A Lighter, Larger 3-series

We drove two versions of the new G20-generation 3-series in Portugal: rear-drive 330i models on the street and the M340i xDrive on the track. The Cluster Architecture (CLAR) platform undergirding both cars is stiffer, lighter—shaving 120 pounds over the previous-generation model, according to BMW—and, yes, larger than the car it replaces. It grows 1.6 inches in wheelbase and 3.0 inches in overall length, and it has a wider track both front and rear. Still, the priorities are right: Its center of gravity is lowered 0.4 inch relative to the outgoing F30 3-series.

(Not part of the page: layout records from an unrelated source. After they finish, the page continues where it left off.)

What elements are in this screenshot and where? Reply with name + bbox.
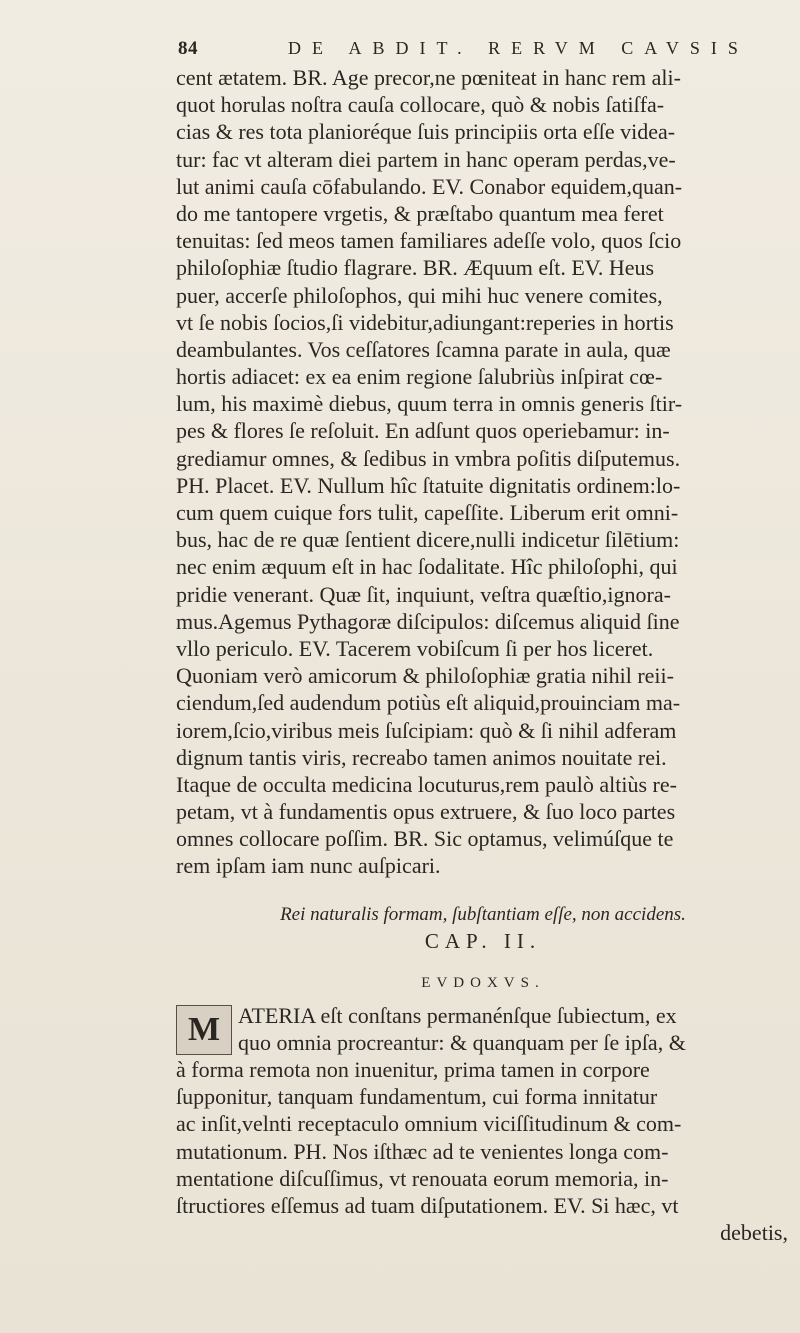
text-line: cum quem cuique fors tulit, capeſſite. Liberum erit omni- xyxy=(176,500,679,525)
running-head: DE ABDIT. RERVM CAVSIS xyxy=(288,38,749,58)
text-line: mentatione diſcuſſimus, vt renouata eorum memoria, in- xyxy=(176,1165,669,1191)
text-line: à forma remota non inuenitur, prima tamen in corpore xyxy=(176,1057,650,1082)
text-line: rem ipſam iam nunc auſpicari. xyxy=(176,853,441,879)
text-line: grediamur omnes, & ſedibus in vmbra poſitis diſputemus. xyxy=(176,445,681,471)
text-line: pes & flores ſe reſoluit. En adſunt quos operiebamur: in- xyxy=(176,418,670,444)
text-line: nec enim æquum eſt in hac ſodalitate. Hîc philoſophi, qui xyxy=(176,554,678,580)
text-line: deambulantes. Vos ceſſatores ſcamna parate in aula, quæ xyxy=(176,336,671,362)
text-line: iorem,ſcio,viribus meis ſuſcipiam: quò & ſi nihil adferam xyxy=(176,717,677,743)
text-line: quo omnia procreantur: & quanquam per ſe ipſa, & xyxy=(238,1029,686,1055)
page-number: 84 xyxy=(178,38,198,59)
text-line: mutationum. PH. Nos iſthæc ad te venientes longa com- xyxy=(176,1138,669,1164)
text-line: puer, accerſe philoſophos, qui mihi huc venere comites, xyxy=(176,282,663,308)
text-line: philoſophiæ ſtudio flagrare. BR. Æquum eſt. EV. Heus xyxy=(176,255,655,281)
opening-paragraph xyxy=(176,1002,790,1056)
chapter-title: Rei naturalis formam, ſubſtantiam eſſe, non accidens. xyxy=(280,903,686,925)
text-line: vllo periculo. EV. Tacerem vobiſcum ſi per hos liceret. xyxy=(176,635,654,661)
text-line: Itaque de occulta medicina locuturus,rem paulò altiùs re- xyxy=(176,771,677,797)
catchword: debetis, xyxy=(720,1220,788,1246)
text-line: tur: fac vt alteram diei partem in hanc operam perdas,ve- xyxy=(176,146,676,172)
text-line: omnes collocare poſſim. BR. Sic optamus, velimúſque te xyxy=(176,826,674,852)
text-block xyxy=(176,64,790,1246)
text-line: pridie venerant. Quæ ſit, inquiunt, veſtra quæſtio,ignora- xyxy=(176,581,671,607)
text-line: ſtructiores eſſemus ad tuam diſputationem. EV. Si hæc, vt xyxy=(176,1192,679,1218)
text-line: quot horulas noſtra cauſa collocare, quò & nobis ſatiſfa- xyxy=(176,92,665,118)
text-line: cias & res tota planioréque ſuis principiis orta eſſe videa- xyxy=(176,119,676,145)
text-line: bus, hac de re quæ ſentient dicere,nulli indicetur ſilētium: xyxy=(176,527,680,553)
text-line: lut animi cauſa cōfabulando. EV. Conabor equidem,quan- xyxy=(176,173,683,199)
text-line: ac inſit,velnti receptaculo omnium viciſſitudinum & com- xyxy=(176,1111,682,1137)
text-line: PH. Placet. EV. Nullum hîc ſtatuite dignitatis ordinem:lo- xyxy=(176,472,681,498)
text-line: lum, his maximè diebus, quum terra in omnis generis ſtir- xyxy=(176,391,683,417)
text-line: dignum tantis viris, recreabo tamen animos nouitate rei. xyxy=(176,744,667,770)
chapter-number: CAP. II. xyxy=(424,928,542,953)
drop-cap-initial: M xyxy=(176,1005,232,1055)
text-line: do me tantopere vrgetis, & præſtabo quantum mea feret xyxy=(176,200,664,226)
text-line: vt ſe nobis ſocios,ſi videbitur,adiungant:reperies in hortis xyxy=(176,309,674,335)
text-line: mus.Agemus Pythagoræ diſcipulos: diſcemus aliquid ſine xyxy=(176,608,680,634)
text-line: petam, vt à fundamentis opus extruere, & ſuo loco partes xyxy=(176,799,676,825)
text-line: ATERIA eſt conſtans permanénſque ſubiectum, ex xyxy=(238,1002,677,1028)
page-header xyxy=(178,38,778,66)
text-line: hortis adiacet: ex ea enim regione ſalubriùs inſpirat cœ- xyxy=(176,364,663,390)
text-line: ciendum,ſed audendum potiùs eſt aliquid,prouinciam ma- xyxy=(176,690,681,716)
text-line: cent ætatem. BR. Age precor,ne pœniteat in hanc rem ali- xyxy=(176,65,681,90)
text-line: Quoniam verò amicorum & philoſophiæ gratia nihil reii- xyxy=(176,663,674,689)
text-line: tenuitas: ſed meos tamen familiares adeſſe volo, quos ſcio xyxy=(176,228,682,254)
text-line: ſupponitur, tanquam fundamentum, cui forma innitatur xyxy=(176,1084,658,1110)
speaker-name: EVDOXVS. xyxy=(421,974,545,991)
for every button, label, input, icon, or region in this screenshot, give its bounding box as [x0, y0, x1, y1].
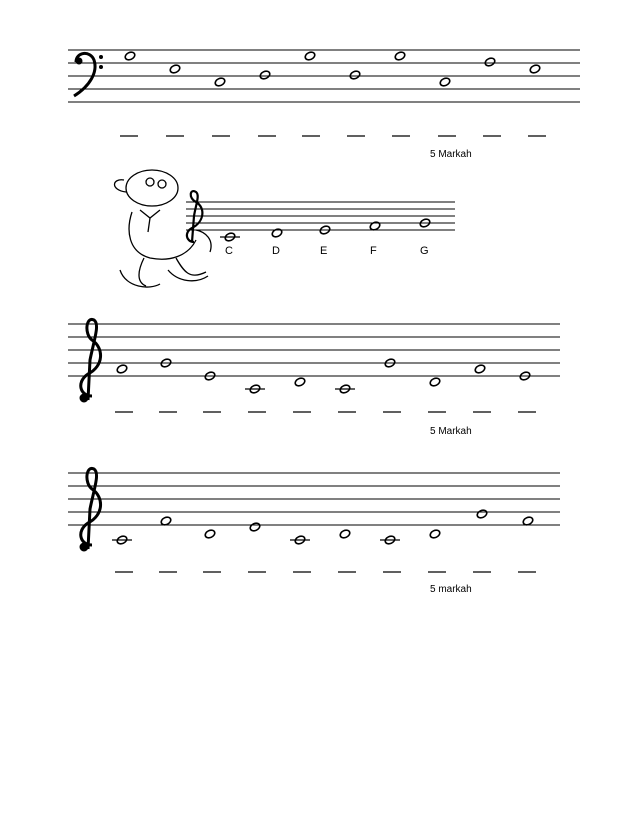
- treble-clef-icon: [81, 319, 101, 401]
- note: [249, 522, 261, 533]
- note: [529, 64, 541, 75]
- bass-clef-icon: [74, 53, 103, 96]
- staff-lines: [68, 473, 560, 525]
- note: [214, 77, 226, 88]
- note: [271, 228, 283, 239]
- note: [394, 51, 406, 62]
- illustration-staff-lines: [186, 202, 455, 230]
- note-label: D: [272, 245, 280, 257]
- treble-staff-exercise-2: [0, 455, 638, 585]
- note: [124, 51, 136, 62]
- note: [204, 529, 216, 540]
- marks-label-2: 5 Markah: [430, 426, 472, 437]
- note-label: F: [370, 245, 377, 257]
- marks-label-1: 5 Markah: [430, 149, 472, 160]
- note: [429, 529, 441, 540]
- treble-staff-exercise-1: [0, 300, 638, 430]
- note: [429, 377, 441, 388]
- note: [484, 57, 496, 68]
- staff-lines: [68, 324, 560, 376]
- note: [474, 364, 486, 375]
- note-labels: [225, 245, 429, 257]
- note: [259, 70, 271, 81]
- note: [339, 529, 351, 540]
- note-label: E: [320, 245, 328, 257]
- bass-staff-notes: [124, 51, 541, 88]
- note-label: C: [225, 245, 233, 257]
- treble-notes-2: [112, 509, 534, 546]
- bass-staff-exercise: [0, 40, 638, 150]
- note-name-illustration: [0, 160, 638, 300]
- note: [294, 377, 306, 388]
- note: [439, 77, 451, 88]
- note: [349, 70, 361, 81]
- note: [169, 64, 181, 75]
- note-label: G: [420, 245, 429, 257]
- marks-label-3: 5 markah: [430, 584, 472, 595]
- note: [476, 509, 488, 520]
- treble-clef-icon: [81, 468, 101, 550]
- duck-illustration: [115, 170, 212, 287]
- note: [304, 51, 316, 62]
- staff-lines: [68, 50, 580, 102]
- note: [116, 364, 128, 375]
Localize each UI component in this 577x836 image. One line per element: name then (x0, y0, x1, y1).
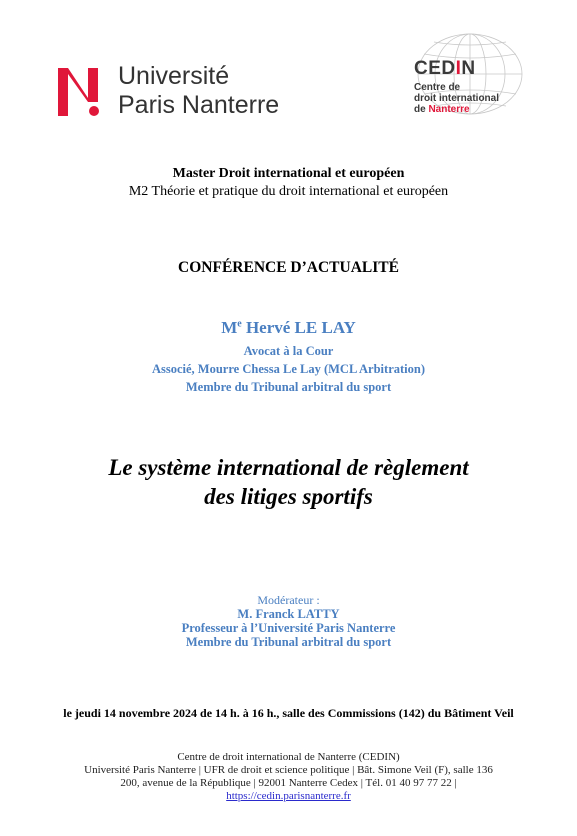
speaker-prefix-sup: e (237, 318, 242, 330)
footer-line2: Université Paris Nanterre | UFR de droit et science politique | Bât. Simone Veil (F), salle 136 (84, 764, 493, 776)
cedin-sub-line1: Centre de (414, 82, 461, 93)
university-logo (58, 62, 308, 122)
program-title: Master Droit international et européen (172, 166, 405, 181)
cedin-wordmark-part3: N (461, 58, 476, 79)
talk-title-line1: Le système international de règlement (108, 455, 469, 480)
cedin-wordmark (414, 58, 476, 80)
university-logo-text (118, 62, 279, 120)
cedin-sub-line3-part1: de (414, 104, 429, 115)
cedin-subtitle (414, 82, 499, 115)
cedin-wordmark-part1: CED (414, 58, 456, 79)
event-date-line: le jeudi 14 novembre 2024 de 14 h. à 16 h., salle des Commissions (142) du Bâtiment Veil (63, 706, 514, 720)
moderator-name: M. Franck LATTY (237, 607, 340, 621)
cedin-wordmark-part2: I (455, 58, 462, 79)
cedin-sub-line2: droit international (414, 93, 499, 104)
cedin-sub-line3-part2: Nanterre (428, 104, 470, 115)
speaker-membership-line: Membre du Tribunal arbitral du sport (185, 380, 392, 394)
university-logo-mark-icon (58, 68, 102, 116)
conference-title: CONFÉRENCE D’ACTUALITÉ (178, 259, 399, 276)
moderator-label: Modérateur : (257, 593, 320, 607)
cedin-logo (400, 32, 530, 122)
moderator-title: Professeur à l’Université Paris Nanterre (181, 621, 396, 635)
university-logo-line1: Université (118, 62, 230, 90)
footer-line3: 200, avenue de la République | 92001 Nanterre Cedex | Tél. 01 40 97 77 22 | (120, 777, 457, 789)
program-subtitle: M2 Théorie et pratique du droit international et européen (128, 184, 449, 199)
talk-title-line2: des litiges sportifs (204, 484, 373, 509)
speaker-name (0, 318, 577, 338)
moderator-membership: Membre du Tribunal arbitral du sport (185, 635, 392, 649)
footer-website-link[interactable]: https://cedin.parisnanterre.fr (226, 790, 351, 802)
cedin-sub-line3 (414, 104, 499, 115)
speaker-prefix: M (221, 318, 238, 337)
speaker-title-line: Avocat à la Cour (243, 344, 334, 358)
speaker-firm-line: Associé, Mourre Chessa Le Lay (MCL Arbitration) (151, 362, 425, 376)
footer-line1: Centre de droit international de Nanterre (CEDIN) (177, 751, 400, 763)
speaker-name-text: Hervé LE LAY (241, 318, 356, 337)
university-logo-line2: Paris Nanterre (118, 91, 280, 119)
footer-link-row (0, 790, 577, 802)
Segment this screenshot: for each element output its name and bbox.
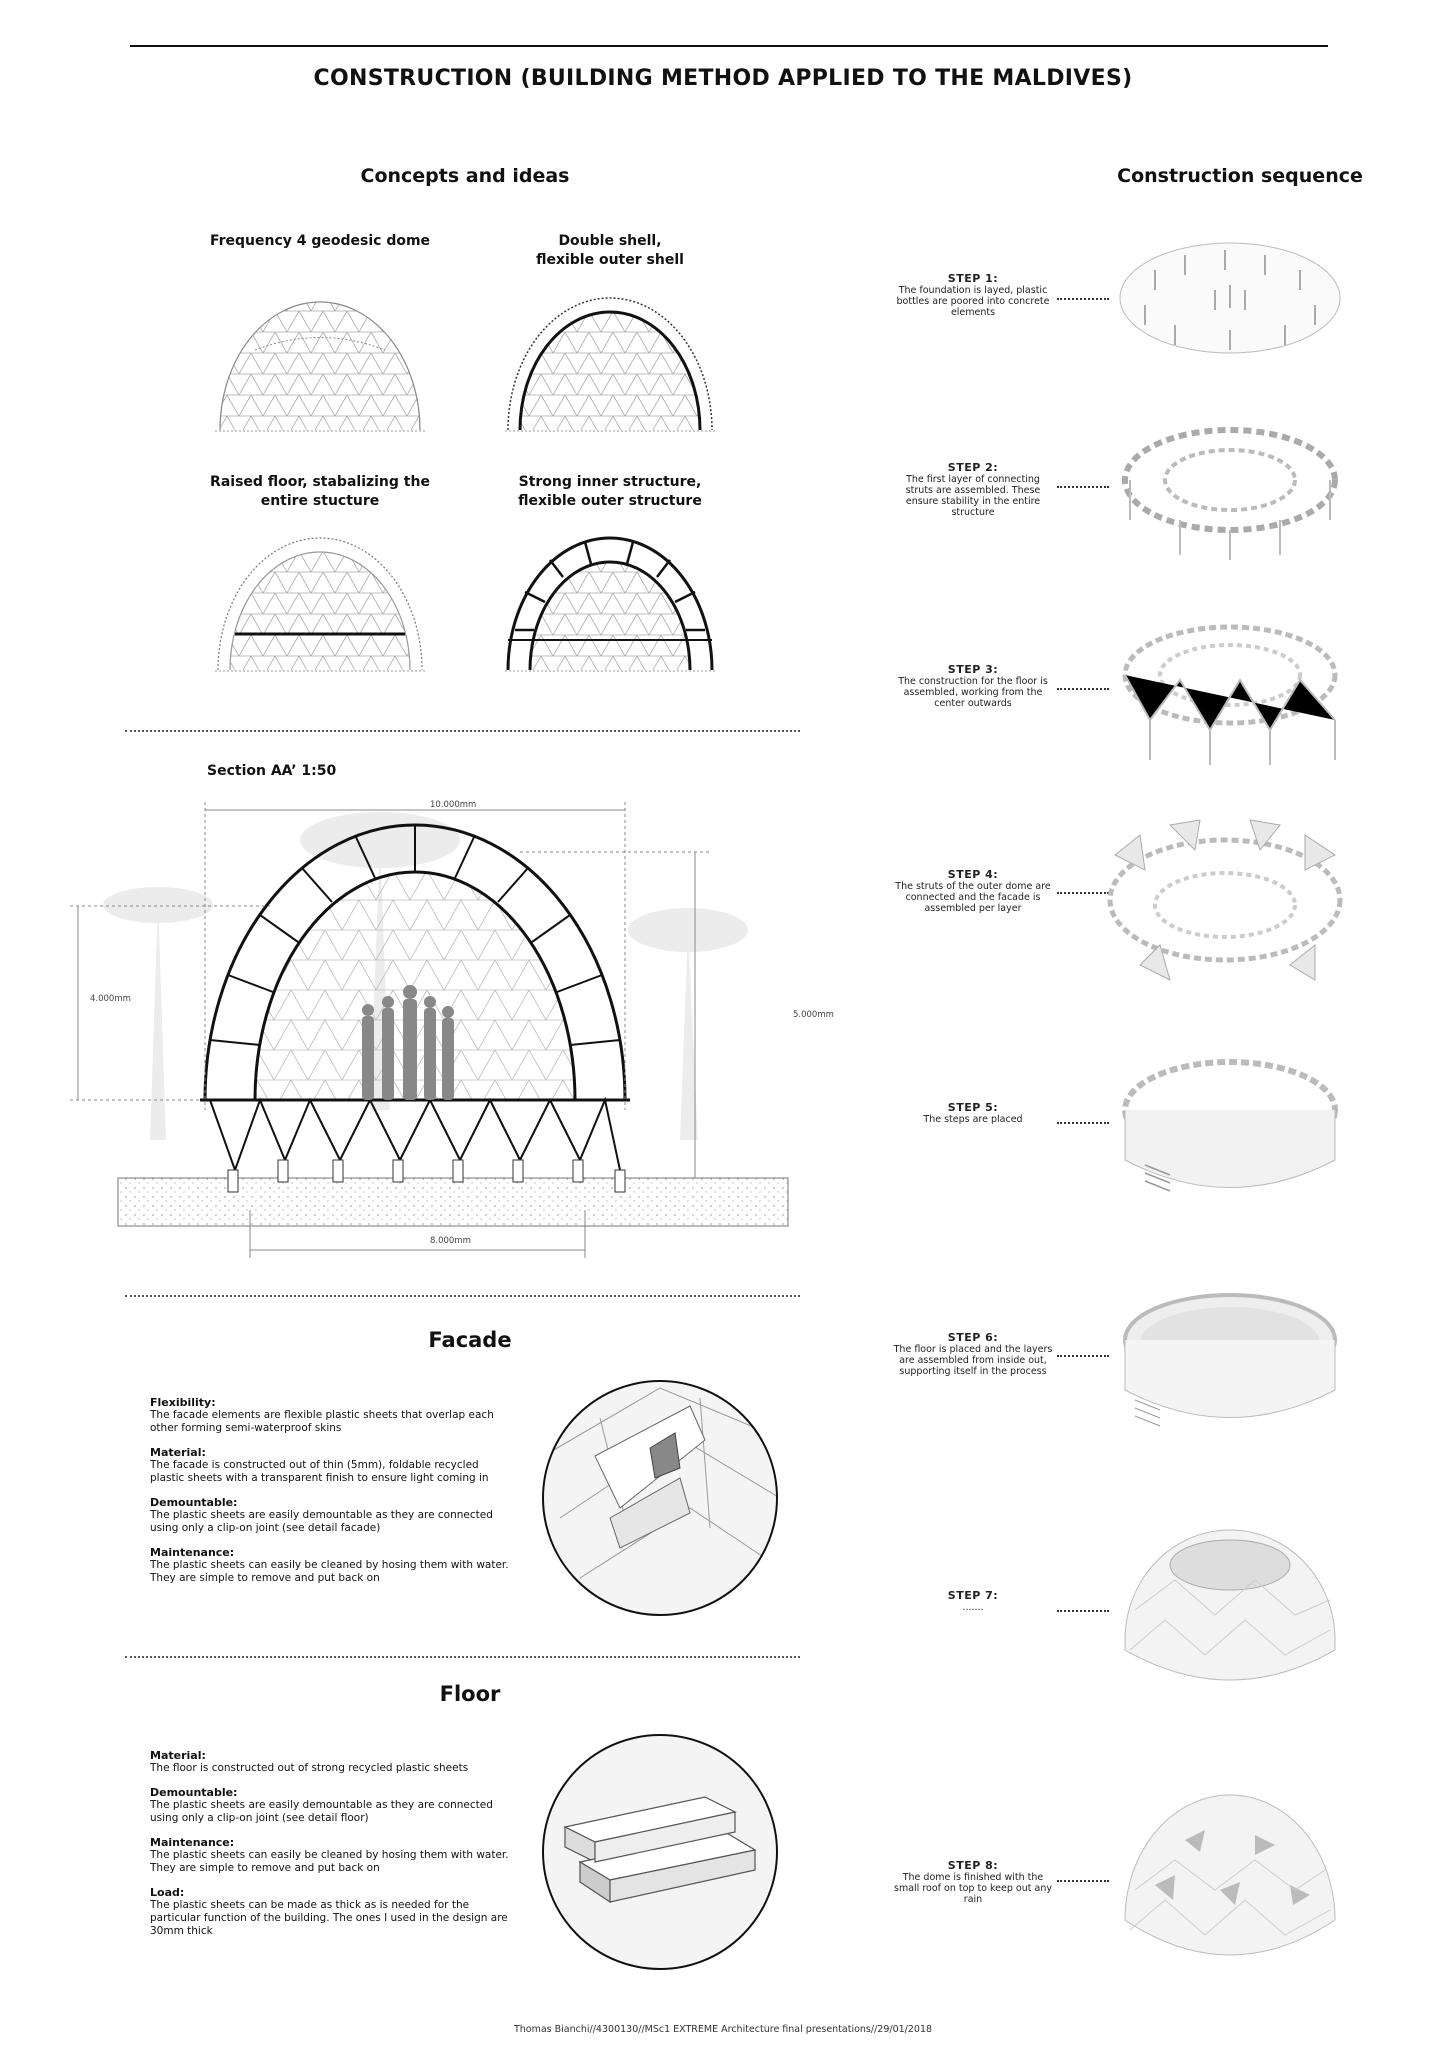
step-3-illustration [1120,620,1340,770]
step-8-desc: The dome is finished with the small roof on top to keep out any rain [894,1872,1052,1905]
concept-dome-3 [215,530,425,675]
step-6-desc: The floor is placed and the layers are assembled from inside out, supporting itself in the process [893,1344,1053,1377]
floor-detail-circle [540,1732,780,1972]
floor-p4-title: Load: [150,1886,185,1899]
step-7-illustration [1115,1520,1345,1710]
facade-text [150,1396,510,1596]
section-drawing [70,780,810,1260]
step-5-illustration [1115,1055,1345,1205]
step-1-desc: The foundation is layed, plastic bottles are poored into concrete elements [896,285,1050,318]
step-2-illustration [1120,420,1340,560]
step-4-text [893,869,1053,914]
step-1-text [893,273,1053,318]
concept-dome-2 [505,290,715,435]
page-title: CONSTRUCTION (BUILDING METHOD APPLIED TO THE MALDIVES) [313,66,1133,91]
step-4-label: STEP 4: [947,868,999,881]
step-1-label: STEP 1: [947,272,999,285]
top-rule [130,45,1328,47]
floor-text [150,1749,510,1949]
step-3-text [893,664,1053,709]
facade-p2-title: Material: [150,1446,206,1459]
step-7-label: STEP 7: [947,1589,999,1602]
section-title: Section AA’ 1:50 [207,763,337,779]
step-5-text [893,1102,1053,1125]
dim-width: 10.000mm [430,800,477,810]
step-8-text [893,1860,1053,1905]
floor-p1-title: Material: [150,1749,206,1762]
step-5-label: STEP 5: [947,1101,999,1114]
facade-p3-text: The plastic sheets are easily demountable as they are connected using only a clip-on joint (see detail facade) [150,1509,493,1534]
step-3-leader [1057,688,1109,690]
facade-p4-title: Maintenance: [150,1546,235,1559]
concept-label-1: Frequency 4 geodesic dome [209,233,431,249]
concept-label-3: Raised floor, stabalizing the entire stucture [210,474,430,509]
step-1-leader [1057,298,1109,300]
step-3-label: STEP 3: [947,663,999,676]
floor-p1-text: The floor is constructed out of strong recycled plastic sheets [150,1762,469,1774]
step-8-label: STEP 8: [947,1859,999,1872]
floor-p2-title: Demountable: [150,1786,238,1799]
step-7-text [893,1590,1053,1613]
floor-p3-text: The plastic sheets can easily be cleaned by hosing them with water. They are simple to remove and put back on [150,1849,509,1874]
dim-height-left: 4.000mm [90,994,131,1004]
facade-p2-text: The facade is constructed out of thin (5mm), foldable recycled plastic sheets with a transparent finish to ensure light coming in [150,1459,489,1484]
footer-credit: Thomas Bianchi//4300130//MSc1 EXTREME Architecture final presentations//29/01/2018 [513,2024,933,2035]
concept-label-4: Strong inner structure, flexible outer structure [518,474,702,509]
step-8-leader [1057,1880,1109,1882]
floor-p3-title: Maintenance: [150,1836,235,1849]
step-6-illustration [1115,1285,1345,1440]
floor-heading: Floor [439,1682,501,1706]
step-4-desc: The struts of the outer dome are connected and the facade is assembled per layer [895,881,1051,914]
divider-1 [125,730,800,732]
facade-p1-title: Flexibility: [150,1396,216,1409]
step-2-leader [1057,486,1109,488]
step-5-leader [1057,1122,1109,1124]
facade-heading: Facade [428,1328,512,1352]
step-6-text [893,1332,1053,1377]
step-3-desc: The construction for the floor is assembled, working from the center outwards [898,676,1048,709]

2019 Bmw 3 Series Release Date Review

Both the modest 255-hp four-cylinder 330i and the driver-focused, 382-hp inline-six–powered M340i offer class-competitive turbocharged powertrains with power gains of 7 and 62 horsepower, respectively, over the models they replace. Both demonstrated the composure we expect in the class thanks to a sincere effort by the chassis team and a genuine investment in hardware. The four-cylinder feels similar to most boosted 2.0-liter fours in this segment, offering adequate if uninspired power. Grunt comes early with this engine, but its high-rpm response doesn’t encourage chasing the redline. It’s certainly not slow, but its power delivery and sound make it more a tool than a toy. The six triggers deeper emotions. It’s smoother and sounds better, and it makes the M340i a seriously quick thing. Both models are available with rear- or optional all-wheel drive, with the rear-drive M340i exclusive to the U.S. market. This is no knock to ZF, but its ubiquitous and effective eight-speed automatic is regrettably the only transmission choice.

Pricing and Arrival Times

Pricing for the 2019 330i is the same as the 2018 model at $41,245, while the 2020 M340i starts at $54,995, roughly $2500 more than the old 340i equipped with the Track Handling package and summer tires. Adding xDrive to either model ups the tab by $2000. Expect the 2019 330i to be in dealerships in March 2019, with the M340i, a 2020 model, arriving in the summer. A 330e plug-in hybrid will follow in 2020, but there are no current plans to bring a diesel-powered 3-series or a wagon to the United States.

ALSO SEE: Bmw M340I Price Research New

2019 Bmw 3 Series Release Date Rumors

That BMW has executed the perfect sports sedan remains to be seen. That it has made a vast improvement over the outgoing 3-series is without doubt.